In the last decade, the capabilities of Indian outsourcing providers' have greatly improved, says Rutchik, and running a captive centre no longer seems worth the effort.

"It takes lot of overhead and management attention to manage internal facilities and personnel and deal with the labor laws in another country," says Rutchik. "You're exposing yourself to a lot of administrative burden just to do back-office type work in lower cost locations."

Western companies that set up shop in India have also struggled to hire the best and brightest; many Indian professionals prefer to work for IT vendors that can offer a greater variety of work experiences and more opportunities for career advancement.

Another reason American companies setup up captive centres-to gain greater control over resources-has proven to be a double-edge sword.

"If you owned your own facility, you could absorb incremental increases in demand more effectively," explains Rutchik. "You had a couple hundred people working for you in India and [if] suddenly you had 20 percent more work, you could have them absorb that. If you were working with an outsourcing provider, you would have to pay 20 percent more."

But that benefit has become a burden as demand has diminished. If you have 20 percent less work today and have a well-constructed contract with an offshore provider, your costs will go down. But "when you have your own people, you either have to pay for that excess capacity or terminate people and deal with all kinds of difficult issues having to do with layoffs," explains Rutchik. Ditto for investments in other fixed costs such as IT infrastructure and office space.

Operating a large subsidiary in India can also tie up capital a company wants to use to forge new outsourcing deals in other countries. "Large companies are realizing that there is no 'best' country to get your resources from," says Feuless of Compass. "Increasingly they are looking to the major outsourcers to provide best of breed sourcing on a global basis."

Indeed, most companies that have inked deals to sell their captive centres have simultaneously contracted with the buyers to provide IT and business process services back to them. Citi, for example, now has a nine-and-a-half year, $2.5 billion contract with TCS and a six-year, $500 million deal with Wipro.
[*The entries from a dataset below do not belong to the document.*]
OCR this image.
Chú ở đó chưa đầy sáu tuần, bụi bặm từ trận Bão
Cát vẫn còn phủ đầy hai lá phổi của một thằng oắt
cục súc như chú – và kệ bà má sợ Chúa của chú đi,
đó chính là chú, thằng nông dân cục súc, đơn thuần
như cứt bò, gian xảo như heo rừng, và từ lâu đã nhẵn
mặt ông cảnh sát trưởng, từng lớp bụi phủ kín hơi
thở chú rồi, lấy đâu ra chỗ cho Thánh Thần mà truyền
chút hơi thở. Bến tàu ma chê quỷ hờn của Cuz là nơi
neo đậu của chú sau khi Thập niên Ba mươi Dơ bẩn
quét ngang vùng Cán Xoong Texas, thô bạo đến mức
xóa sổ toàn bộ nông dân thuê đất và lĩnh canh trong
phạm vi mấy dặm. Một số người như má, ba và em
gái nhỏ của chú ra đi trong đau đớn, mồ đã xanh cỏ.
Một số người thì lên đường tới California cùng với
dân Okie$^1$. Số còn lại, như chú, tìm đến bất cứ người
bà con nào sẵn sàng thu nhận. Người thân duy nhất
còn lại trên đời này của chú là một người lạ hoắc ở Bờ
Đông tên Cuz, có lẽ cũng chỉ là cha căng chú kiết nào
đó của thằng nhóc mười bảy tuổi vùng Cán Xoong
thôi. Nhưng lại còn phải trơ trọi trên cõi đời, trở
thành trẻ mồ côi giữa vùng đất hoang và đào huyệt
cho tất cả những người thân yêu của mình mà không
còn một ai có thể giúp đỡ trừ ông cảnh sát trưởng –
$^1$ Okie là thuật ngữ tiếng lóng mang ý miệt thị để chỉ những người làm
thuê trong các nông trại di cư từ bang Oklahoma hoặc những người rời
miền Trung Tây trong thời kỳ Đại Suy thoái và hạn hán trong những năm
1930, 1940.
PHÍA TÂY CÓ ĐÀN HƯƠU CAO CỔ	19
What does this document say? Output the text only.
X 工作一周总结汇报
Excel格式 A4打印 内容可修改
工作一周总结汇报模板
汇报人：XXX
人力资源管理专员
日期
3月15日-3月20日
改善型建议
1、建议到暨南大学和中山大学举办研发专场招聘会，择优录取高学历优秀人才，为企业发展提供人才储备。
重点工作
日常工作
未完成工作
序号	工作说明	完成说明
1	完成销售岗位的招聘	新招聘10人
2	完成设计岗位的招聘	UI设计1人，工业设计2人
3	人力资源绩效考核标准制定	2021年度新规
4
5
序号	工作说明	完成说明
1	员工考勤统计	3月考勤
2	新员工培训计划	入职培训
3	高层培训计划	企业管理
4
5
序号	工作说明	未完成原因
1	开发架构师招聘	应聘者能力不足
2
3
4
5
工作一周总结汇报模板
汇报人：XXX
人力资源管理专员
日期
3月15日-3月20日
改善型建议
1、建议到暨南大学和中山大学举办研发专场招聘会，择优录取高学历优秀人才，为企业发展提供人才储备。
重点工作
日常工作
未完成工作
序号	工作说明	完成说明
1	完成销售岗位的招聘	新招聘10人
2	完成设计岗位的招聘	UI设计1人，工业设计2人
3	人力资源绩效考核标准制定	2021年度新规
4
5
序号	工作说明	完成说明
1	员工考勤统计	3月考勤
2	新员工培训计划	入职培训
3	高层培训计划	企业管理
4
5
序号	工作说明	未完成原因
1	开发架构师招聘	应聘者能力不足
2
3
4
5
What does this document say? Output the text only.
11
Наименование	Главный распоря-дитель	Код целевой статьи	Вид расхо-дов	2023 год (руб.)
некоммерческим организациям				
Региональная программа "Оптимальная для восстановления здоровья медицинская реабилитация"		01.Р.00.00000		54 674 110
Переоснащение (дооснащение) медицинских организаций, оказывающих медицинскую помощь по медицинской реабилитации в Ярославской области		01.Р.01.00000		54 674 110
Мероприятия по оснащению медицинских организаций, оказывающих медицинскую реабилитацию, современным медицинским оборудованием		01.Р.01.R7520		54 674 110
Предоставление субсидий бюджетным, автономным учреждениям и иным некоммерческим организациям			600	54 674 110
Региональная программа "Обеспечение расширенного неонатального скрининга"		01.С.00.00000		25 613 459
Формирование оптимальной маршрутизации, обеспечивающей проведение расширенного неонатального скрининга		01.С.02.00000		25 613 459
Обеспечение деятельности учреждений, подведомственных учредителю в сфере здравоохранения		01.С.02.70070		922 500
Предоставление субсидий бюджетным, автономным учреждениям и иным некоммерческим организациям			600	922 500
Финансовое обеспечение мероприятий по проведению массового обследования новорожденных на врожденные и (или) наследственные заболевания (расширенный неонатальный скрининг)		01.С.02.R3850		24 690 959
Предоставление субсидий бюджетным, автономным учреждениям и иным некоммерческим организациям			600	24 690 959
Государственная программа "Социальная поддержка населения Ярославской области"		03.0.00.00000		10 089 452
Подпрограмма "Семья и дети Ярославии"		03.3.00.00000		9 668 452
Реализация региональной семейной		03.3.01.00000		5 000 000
There are some instances in which offshore captive centre ownership still makes sense. If a company wants to offshore a customer-facing or highly sensitive activity, or it already operates in the local market providing other services, owning a services subsidiary may still provide a return on investment. But for typical business process and IT services, says Rutchik, "with all the choices and capabilities there are today, there's no reason to do it."